Responding to belligerent threats and other provocations the U.S. declared war on Germany on April 6, 1917, thereby becoming a participant in World War I. By July of 1918, more than a million American troops were in France supporting the British and French. The war effort seriously constrained tourism activity in America.

"The Great Epidemic of 1918" (which lasted into 1920) killed 548,000 American influenza victims and 2 million (possibly as many as 50 million) people worldwide. Americans were so apprehensive about contagion that they were afraid to travel. Hence, Narragansett tourism suffered from the epidemic.

A mild recession took place after World War l. But, a much more significant happening involved implementation in 1920 of the Volstead Act, the enabling legislation for the 18th Amendment to the Constitution: the prohibition of the manufacture, sale, or transportation of alcoholic beverages. As in other resorts, prohibition had an immediate negative impact (at least at its start) on tourism as vacationers feared the inhibiting effects of the strict
new federal regulations.

On Tuesday, October 29, 1929, the stock market crashed, signaling the beginning of The Great Depression. During the decade that followed, fortunes disappeared, U.S. unemployment exceeded 24 percent, hundreds of banks closed, the worldwide economy collapsed, and resort activity contracted everywhere.

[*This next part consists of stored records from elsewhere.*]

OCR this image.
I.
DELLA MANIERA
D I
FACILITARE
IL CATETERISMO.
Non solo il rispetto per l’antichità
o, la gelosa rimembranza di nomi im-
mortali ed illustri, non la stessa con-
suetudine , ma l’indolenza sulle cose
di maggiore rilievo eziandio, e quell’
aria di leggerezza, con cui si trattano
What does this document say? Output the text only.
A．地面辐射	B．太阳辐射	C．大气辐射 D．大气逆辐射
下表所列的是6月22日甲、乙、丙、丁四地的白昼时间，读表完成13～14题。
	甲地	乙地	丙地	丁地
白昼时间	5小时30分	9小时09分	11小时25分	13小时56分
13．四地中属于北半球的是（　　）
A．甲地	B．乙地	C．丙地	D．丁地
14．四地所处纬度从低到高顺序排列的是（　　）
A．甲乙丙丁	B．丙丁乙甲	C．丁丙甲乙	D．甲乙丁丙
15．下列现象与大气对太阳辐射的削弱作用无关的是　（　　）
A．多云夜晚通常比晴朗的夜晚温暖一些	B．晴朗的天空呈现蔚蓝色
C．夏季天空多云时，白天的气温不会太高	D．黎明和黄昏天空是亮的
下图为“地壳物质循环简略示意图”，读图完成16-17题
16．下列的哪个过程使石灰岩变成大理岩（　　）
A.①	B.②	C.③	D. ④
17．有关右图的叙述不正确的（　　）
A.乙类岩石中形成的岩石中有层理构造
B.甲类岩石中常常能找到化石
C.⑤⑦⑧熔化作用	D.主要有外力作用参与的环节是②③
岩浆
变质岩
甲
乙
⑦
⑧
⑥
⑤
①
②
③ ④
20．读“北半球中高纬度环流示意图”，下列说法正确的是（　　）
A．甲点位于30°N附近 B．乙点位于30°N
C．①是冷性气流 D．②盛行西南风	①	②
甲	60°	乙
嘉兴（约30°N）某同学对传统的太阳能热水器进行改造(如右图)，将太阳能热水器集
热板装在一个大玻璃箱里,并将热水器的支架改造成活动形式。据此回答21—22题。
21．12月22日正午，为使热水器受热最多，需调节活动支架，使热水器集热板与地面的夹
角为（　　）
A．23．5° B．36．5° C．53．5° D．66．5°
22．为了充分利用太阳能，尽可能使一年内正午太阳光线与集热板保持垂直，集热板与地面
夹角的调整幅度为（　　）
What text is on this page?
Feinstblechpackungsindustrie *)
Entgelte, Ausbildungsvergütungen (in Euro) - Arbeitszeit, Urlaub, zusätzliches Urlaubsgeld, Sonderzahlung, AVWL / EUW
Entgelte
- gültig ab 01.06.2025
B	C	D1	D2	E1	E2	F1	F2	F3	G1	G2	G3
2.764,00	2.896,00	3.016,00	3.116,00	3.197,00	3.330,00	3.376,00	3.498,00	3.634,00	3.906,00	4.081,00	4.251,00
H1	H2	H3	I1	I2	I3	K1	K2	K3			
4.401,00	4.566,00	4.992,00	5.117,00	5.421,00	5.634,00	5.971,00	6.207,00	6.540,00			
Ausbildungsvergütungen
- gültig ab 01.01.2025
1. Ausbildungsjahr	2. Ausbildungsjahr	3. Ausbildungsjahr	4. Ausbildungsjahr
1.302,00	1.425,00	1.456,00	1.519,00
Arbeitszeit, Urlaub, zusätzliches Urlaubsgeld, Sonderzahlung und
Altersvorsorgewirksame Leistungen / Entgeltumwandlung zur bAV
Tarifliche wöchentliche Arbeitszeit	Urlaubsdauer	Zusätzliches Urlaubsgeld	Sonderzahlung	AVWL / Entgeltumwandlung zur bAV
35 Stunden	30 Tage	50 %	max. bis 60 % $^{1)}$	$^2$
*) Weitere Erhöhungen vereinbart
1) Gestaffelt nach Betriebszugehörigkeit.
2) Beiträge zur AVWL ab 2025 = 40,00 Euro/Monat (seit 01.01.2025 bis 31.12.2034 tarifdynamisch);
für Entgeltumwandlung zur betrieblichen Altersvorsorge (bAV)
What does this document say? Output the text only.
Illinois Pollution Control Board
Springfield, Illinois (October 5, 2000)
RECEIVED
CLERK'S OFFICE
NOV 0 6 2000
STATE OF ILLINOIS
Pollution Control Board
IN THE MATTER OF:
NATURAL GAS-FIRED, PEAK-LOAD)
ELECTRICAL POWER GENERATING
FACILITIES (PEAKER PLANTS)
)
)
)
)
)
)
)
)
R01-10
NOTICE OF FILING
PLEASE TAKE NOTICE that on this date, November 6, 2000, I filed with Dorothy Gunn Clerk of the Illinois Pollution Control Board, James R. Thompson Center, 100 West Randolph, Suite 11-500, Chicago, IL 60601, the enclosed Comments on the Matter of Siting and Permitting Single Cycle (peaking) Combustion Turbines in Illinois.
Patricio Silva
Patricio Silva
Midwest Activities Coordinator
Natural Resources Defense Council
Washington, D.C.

Mother Nature aggravated conditions even further. On September 21, 1938, The Great Hurricane of 1938, the first such major storm in the area since The Great Gale of 1815, struck New England. The hurricane killed 312 people in Rhode Island, almost half in the southeast portion of the state including Narragansett. Millions of dollars of property damage resulted from the storm as well.

In the aftermath of the hurricane The Town of Narragansett acquired the town beachfront previously owned privately, and constructed two new town-operated public bathing pavilions. The only exception to this arrangement involved the privately owned Dunes Club at the north end of the beach, which catered to an exclusive clientele. The Dunes Club was built in 1928 (after a flawed earlier venture at Scarborough Beach in Point Judith) and then rebuilt in 1940 after the hurricane.

Meanwhile, the State of Rhode Island had begun to claim the attractive beachfronts at Scarborough and Galilee, and run them as public beaches.

On December 7, 1941, the Japanese Navy bombed Pearl Harbor, and the U.S. became engaged in World War ll. The government had foreseen the strong likelihood of conflict, however, and coastal fortifications were already under construction, including four 16-inch cannon (range 25 miles) bunkers and assorted other armament protecting the bay and sound at Fort Nathanael Greene in Point Judith (still an Army Reserve training base) and an antisubmarine net installation at Fort Kearney in the north end of town.

Of course, the Second World War had a tremendous impact on Narragansett, especially its tourist economy. Full mobilization meant not only the absence of 16 million young men and women serving in the armed forces, but also defense production, price controls, abundant regulations, and all kinds of shortages. As a somewhat distant, rural destination, Narragansett's resort business was heavily affected by the stringent rationing of gasoline.

World War ll ended in 1945, but peace proved elusive in the second half of the Twentieth Century, as the U.S. faced conflicts and confrontations in the Cold War (1947-1990),Korea (1950-1953), Vietnam (1964-1973), the Middle East, and other hot spots. Domestically these engagements tended to disrupt economic stability.